We went to Puerto Rico the first time in 2004. We met my parents and my brother and SIL in San Juan and took a cruise together. It was a really fun vacation, but one of our favorite parts was the additional days Adam and I spent in PR before the boat launched into the Caribbean. We found an awesome B&B in El Yunque. The freakin' rainforest! Our residence clung to the side of the mountains and we overlooked acres and acres of tropical trees, filled with papaya and bananas and other deliciousness. In fact, every morning, the owners of the B&B took a machete and cut down fresh fruit for the morning's smoothie. Drool...
We hiked to the top of the highest mountain in the forest (don't be impressed - it was only a 2-3 hour hike each way) and it blew us away. The initial stretch of path was your typical steep-ish climb, but soon, true to the region's name, we were drenched in rain. I remember just smiling, shrugging, and continuing on, happy to have this characteristic phenomenon happen while we were there. The most amazing part, though, was when we finally broke through the cloud line and made it to the highest point. I shimmied out to the tip of a rock at the top, and looked down - it felt like I was soaring above the clouds. (We have photos of this, but they're locked in the sleeping child's room right now, and you know I won't risk waking her!)

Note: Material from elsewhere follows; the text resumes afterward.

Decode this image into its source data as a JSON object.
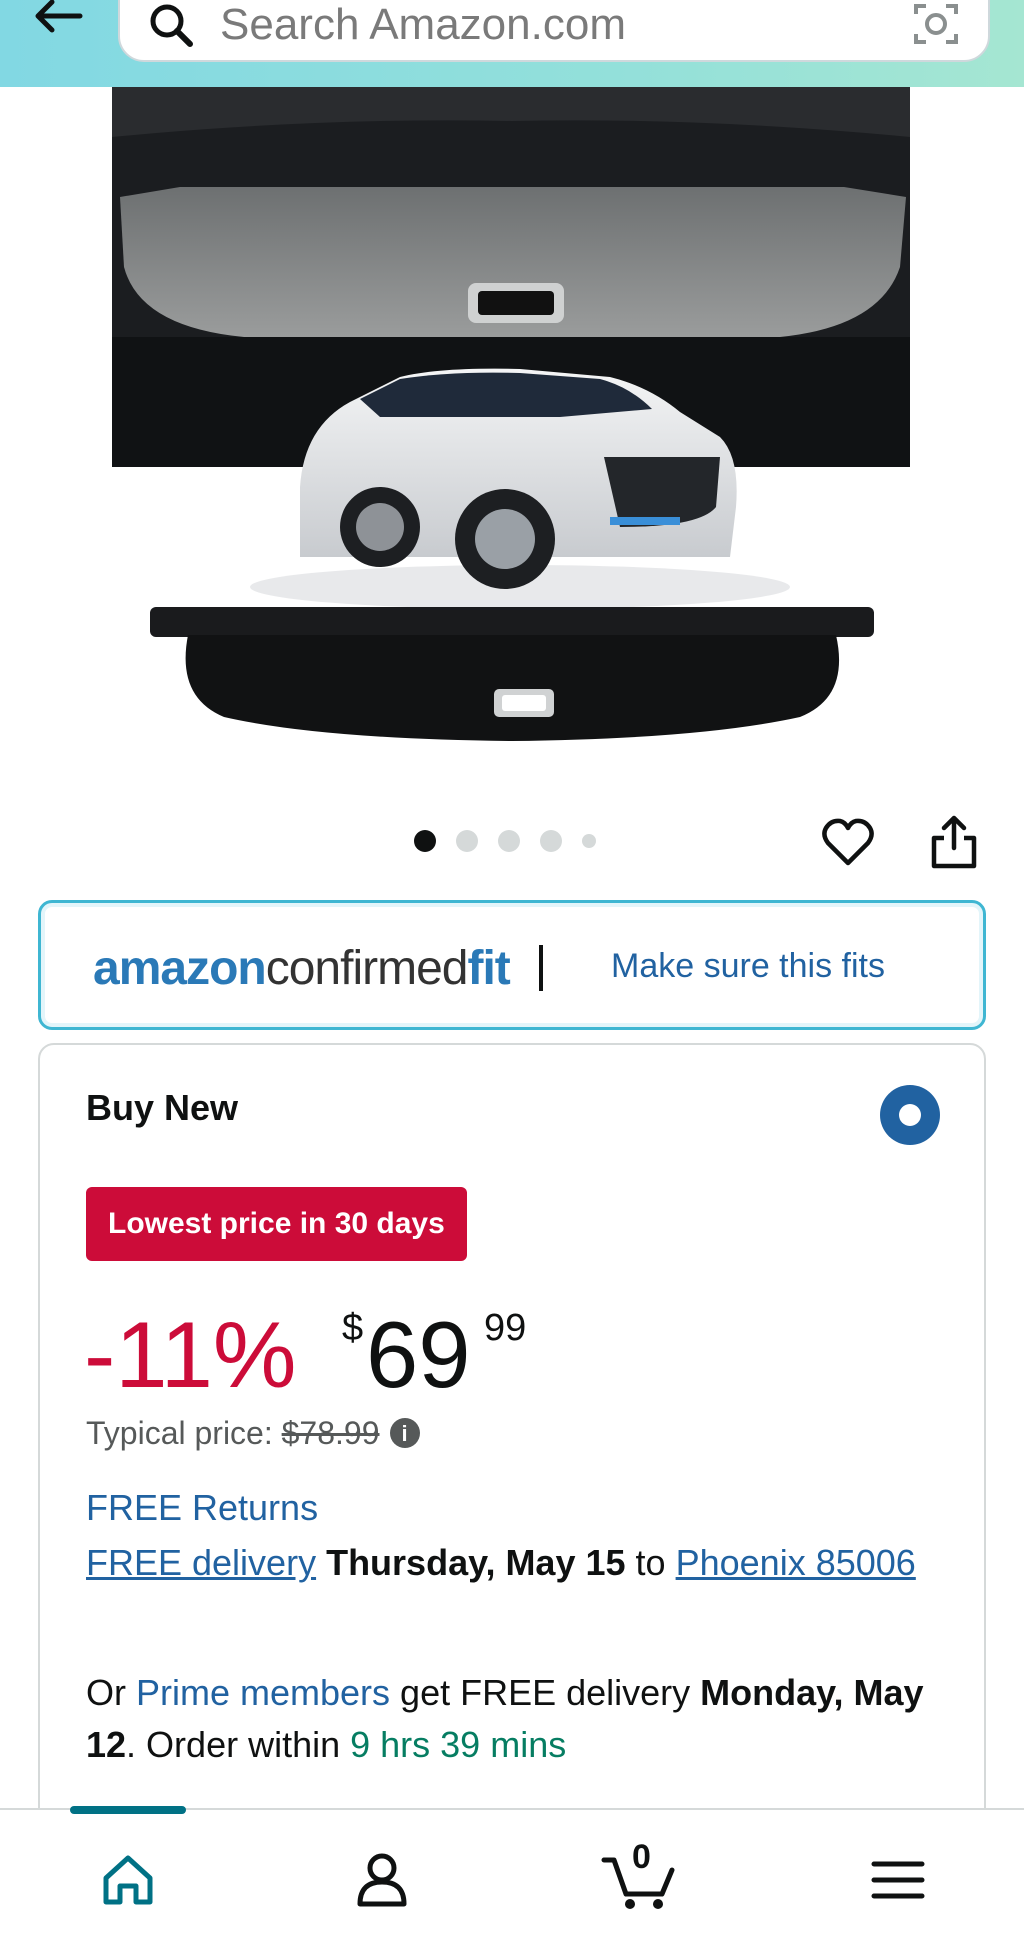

We spent many an hour relaxing in hammocks on the porch connected to our little suite, chatted up the owners of the place, and fell in love with Puerto Rico. Visiting Viejo (Old) San Juan was also amazing, but our hearts belonged to the wilderness. And we never forgot it.
Fast forward two years to 2006. My dad suffered a stroke, and life as I knew it was totally upended. This event in my family's life jarred me awake from the life I had been leading in Chicago. It was a good one, but it wasn't perfect. It wasn't what I wanted forever and ever. Adam and I began talking. A LOT. We both felt like we needed some change. But not just carpet, or even moving to a new house across the city. We wanted significant life change to take place. We discussed what this meant, and eventually it came down to this: we would move out of Chicago. Our new locale would be either St. Louis or Puerto Rico. STL had the obvious benefits of being nearer to my family, having a lower cost of living, an easier move, and just a more relaxed life. Puerto Rico, on the other hand, had this:
and this:
(Yes, that's me, lying in a hammock, looking down the side of the mountain, listening to water trickle. Sigh...)

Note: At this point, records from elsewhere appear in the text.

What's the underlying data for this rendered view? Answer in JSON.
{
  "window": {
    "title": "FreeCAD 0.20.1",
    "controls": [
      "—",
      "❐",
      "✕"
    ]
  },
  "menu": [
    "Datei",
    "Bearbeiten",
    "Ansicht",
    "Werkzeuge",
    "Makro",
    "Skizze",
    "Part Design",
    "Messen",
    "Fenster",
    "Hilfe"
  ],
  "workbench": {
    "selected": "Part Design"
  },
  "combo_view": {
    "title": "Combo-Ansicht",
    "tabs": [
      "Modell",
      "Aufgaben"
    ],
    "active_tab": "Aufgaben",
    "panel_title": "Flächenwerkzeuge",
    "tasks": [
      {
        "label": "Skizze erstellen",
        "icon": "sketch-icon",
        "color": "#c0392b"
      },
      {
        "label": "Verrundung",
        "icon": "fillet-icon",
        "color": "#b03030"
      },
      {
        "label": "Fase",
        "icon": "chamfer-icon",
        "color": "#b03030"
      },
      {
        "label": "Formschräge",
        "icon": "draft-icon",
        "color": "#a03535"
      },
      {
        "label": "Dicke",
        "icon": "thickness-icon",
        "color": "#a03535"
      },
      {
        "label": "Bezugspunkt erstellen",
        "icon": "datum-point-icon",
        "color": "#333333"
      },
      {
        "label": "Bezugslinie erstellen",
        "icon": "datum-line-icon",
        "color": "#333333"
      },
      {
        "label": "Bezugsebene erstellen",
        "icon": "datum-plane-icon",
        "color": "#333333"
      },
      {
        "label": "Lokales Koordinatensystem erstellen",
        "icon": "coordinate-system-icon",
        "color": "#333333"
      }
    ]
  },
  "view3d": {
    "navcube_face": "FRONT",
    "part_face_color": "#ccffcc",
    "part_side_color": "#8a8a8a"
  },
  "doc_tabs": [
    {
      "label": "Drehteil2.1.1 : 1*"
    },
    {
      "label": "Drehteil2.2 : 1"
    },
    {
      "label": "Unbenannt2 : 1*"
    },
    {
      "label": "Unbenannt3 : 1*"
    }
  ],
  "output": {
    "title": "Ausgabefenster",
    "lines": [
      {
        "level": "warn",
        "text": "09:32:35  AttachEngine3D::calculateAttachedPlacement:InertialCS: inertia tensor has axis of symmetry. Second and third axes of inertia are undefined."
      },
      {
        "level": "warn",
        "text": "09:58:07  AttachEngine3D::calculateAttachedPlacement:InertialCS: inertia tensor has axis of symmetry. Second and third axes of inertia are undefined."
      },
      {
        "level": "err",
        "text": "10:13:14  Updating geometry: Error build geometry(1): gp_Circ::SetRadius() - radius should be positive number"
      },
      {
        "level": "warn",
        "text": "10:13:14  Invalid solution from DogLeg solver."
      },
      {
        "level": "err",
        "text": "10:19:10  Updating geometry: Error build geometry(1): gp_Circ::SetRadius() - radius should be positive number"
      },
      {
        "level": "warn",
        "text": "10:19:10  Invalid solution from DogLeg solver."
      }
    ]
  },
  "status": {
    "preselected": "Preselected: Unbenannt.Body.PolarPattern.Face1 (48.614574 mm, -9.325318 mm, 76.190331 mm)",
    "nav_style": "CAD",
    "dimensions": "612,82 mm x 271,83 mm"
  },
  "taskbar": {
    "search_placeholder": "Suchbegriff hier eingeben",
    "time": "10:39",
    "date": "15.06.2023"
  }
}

And we were damn serious. We started searching real estate listings online. Very quickly, Adam found exactly what we wanted: an established bed-and-breakfast business/residence (for the owners) FOR SALE. We read and re-read the listing. We pored over the photos. It had multiple (small) buildings: a guest house, a main house (for the owners), a bath house, and a little suite-hut for couples. Oh, and an open-air dining room. And it was at the top end of our price range. (By "top end" I mean completely out of our price range.) But we were really interested. So much that we contacted the sellers, arranged travel, and we flew the hell down there to check out the property. To this day, it still blows my mind that we were that serious.
Here's just a glimpse of one of the buildings we could have owned:
Um... yeah. You could walk up and down the driveway and pluck Birds of Paradise and Ginger Flower to arrange on the table. If you had long monkey-arms and leaned really far off of the porch, you could pick bananas off the trees and eat them. We're talking par-a-dise.

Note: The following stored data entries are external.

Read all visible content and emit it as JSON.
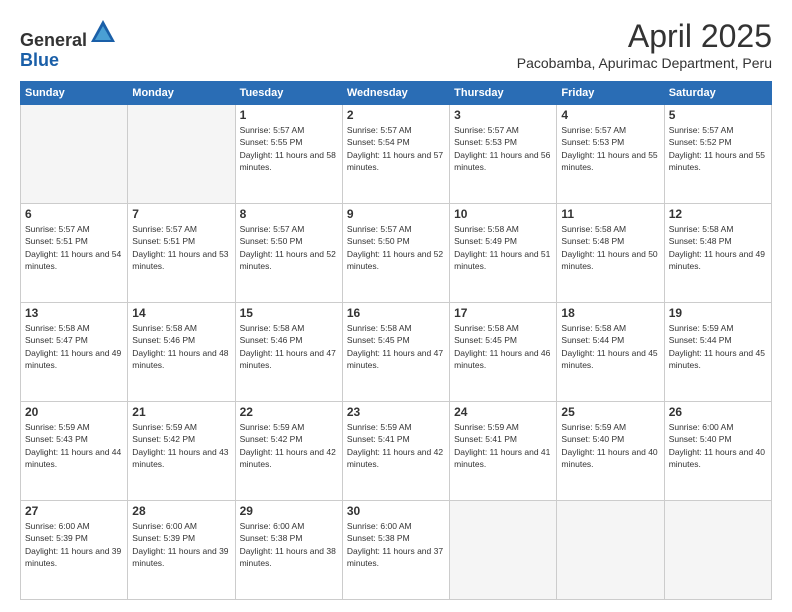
{
  "header": {
    "logo_general": "General",
    "logo_blue": "Blue",
    "month_year": "April 2025",
    "location": "Pacobamba, Apurimac Department, Peru"
  },
  "days_of_week": [
    "Sunday",
    "Monday",
    "Tuesday",
    "Wednesday",
    "Thursday",
    "Friday",
    "Saturday"
  ],
  "weeks": [
    [
      {
        "day": "",
        "empty": true
      },
      {
        "day": "",
        "empty": true
      },
      {
        "day": "1",
        "sunrise": "5:57 AM",
        "sunset": "5:55 PM",
        "daylight": "11 hours and 58 minutes."
      },
      {
        "day": "2",
        "sunrise": "5:57 AM",
        "sunset": "5:54 PM",
        "daylight": "11 hours and 57 minutes."
      },
      {
        "day": "3",
        "sunrise": "5:57 AM",
        "sunset": "5:53 PM",
        "daylight": "11 hours and 56 minutes."
      },
      {
        "day": "4",
        "sunrise": "5:57 AM",
        "sunset": "5:53 PM",
        "daylight": "11 hours and 55 minutes."
      },
      {
        "day": "5",
        "sunrise": "5:57 AM",
        "sunset": "5:52 PM",
        "daylight": "11 hours and 55 minutes."
      }
    ],
    [
      {
        "day": "6",
        "sunrise": "5:57 AM",
        "sunset": "5:51 PM",
        "daylight": "11 hours and 54 minutes."
      },
      {
        "day": "7",
        "sunrise": "5:57 AM",
        "sunset": "5:51 PM",
        "daylight": "11 hours and 53 minutes."
      },
      {
        "day": "8",
        "sunrise": "5:57 AM",
        "sunset": "5:50 PM",
        "daylight": "11 hours and 52 minutes."
      },
      {
        "day": "9",
        "sunrise": "5:57 AM",
        "sunset": "5:50 PM",
        "daylight": "11 hours and 52 minutes."
      },
      {
        "day": "10",
        "sunrise": "5:58 AM",
        "sunset": "5:49 PM",
        "daylight": "11 hours and 51 minutes."
      },
      {
        "day": "11",
        "sunrise": "5:58 AM",
        "sunset": "5:48 PM",
        "daylight": "11 hours and 50 minutes."
      },
      {
        "day": "12",
        "sunrise": "5:58 AM",
        "sunset": "5:48 PM",
        "daylight": "11 hours and 49 minutes."
      }
    ],
    [
      {
        "day": "13",
        "sunrise": "5:58 AM",
        "sunset": "5:47 PM",
        "daylight": "11 hours and 49 minutes."
      },
      {
        "day": "14",
        "sunrise": "5:58 AM",
        "sunset": "5:46 PM",
        "daylight": "11 hours and 48 minutes."
      },
      {
        "day": "15",
        "sunrise": "5:58 AM",
        "sunset": "5:46 PM",
        "daylight": "11 hours and 47 minutes."
      },
      {
        "day": "16",
        "sunrise": "5:58 AM",
        "sunset": "5:45 PM",
        "daylight": "11 hours and 47 minutes."
      },
      {
        "day": "17",
        "sunrise": "5:58 AM",
        "sunset": "5:45 PM",
        "daylight": "11 hours and 46 minutes."
      },
      {
        "day": "18",
        "sunrise": "5:58 AM",
        "sunset": "5:44 PM",
        "daylight": "11 hours and 45 minutes."
      },
      {
        "day": "19",
        "sunrise": "5:59 AM",
        "sunset": "5:44 PM",
        "daylight": "11 hours and 45 minutes."
      }
    ],
    [
      {
        "day": "20",
        "sunrise": "5:59 AM",
        "sunset": "5:43 PM",
        "daylight": "11 hours and 44 minutes."
      },
      {
        "day": "21",
        "sunrise": "5:59 AM",
        "sunset": "5:42 PM",
        "daylight": "11 hours and 43 minutes."
      },
      {
        "day": "22",
        "sunrise": "5:59 AM",
        "sunset": "5:42 PM",
        "daylight": "11 hours and 42 minutes."
      },
      {
        "day": "23",
        "sunrise": "5:59 AM",
        "sunset": "5:41 PM",
        "daylight": "11 hours and 42 minutes."
      },
      {
        "day": "24",
        "sunrise": "5:59 AM",
        "sunset": "5:41 PM",
        "daylight": "11 hours and 41 minutes."
      },
      {
        "day": "25",
        "sunrise": "5:59 AM",
        "sunset": "5:40 PM",
        "daylight": "11 hours and 40 minutes."
      },
      {
        "day": "26",
        "sunrise": "6:00 AM",
        "sunset": "5:40 PM",
        "daylight": "11 hours and 40 minutes."
      }
    ],
    [
      {
        "day": "27",
        "sunrise": "6:00 AM",
        "sunset": "5:39 PM",
        "daylight": "11 hours and 39 minutes."
      },
      {
        "day": "28",
        "sunrise": "6:00 AM",
        "sunset": "5:39 PM",
        "daylight": "11 hours and 39 minutes."
      },
      {
        "day": "29",
        "sunrise": "6:00 AM",
        "sunset": "5:38 PM",
        "daylight": "11 hours and 38 minutes."
      },
      {
        "day": "30",
        "sunrise": "6:00 AM",
        "sunset": "5:38 PM",
        "daylight": "11 hours and 37 minutes."
      },
      {
        "day": "",
        "empty": true
      },
      {
        "day": "",
        "empty": true
      },
      {
        "day": "",
        "empty": true
      }
    ]
  ],
  "labels": {
    "sunrise": "Sunrise:",
    "sunset": "Sunset:",
    "daylight": "Daylight:"
  }
}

So we stayed overnight (I think just one night), toured the property fully, talked at length with the owners, and then left to clear our minds while staying at another establishment.
Clearly, we did not purchase this property or move to Puerto Rico, but it wasn't nearly as tough of a decision as either of us had anticipated. It just didn't feel right. The property itself had a handful of issues, but that wasn't it. My tummy just didn't feel right about it, and Adam agreed. And that was enough for both of us.
That doesn't mean we don't think about it often. In fact, we know that someday we'll move away from St. Louis to go somewhere new, whether it's a several-month stay and a return to our house, or a complete up-and-move and not come back. We just have too much world to see to stay in one place forever.
I KNOW we made the right decision. I never, ever wish that we would have moved to PR. We have so many wonderful things going for us in this life now, and we wouldn't trade it for "paradise."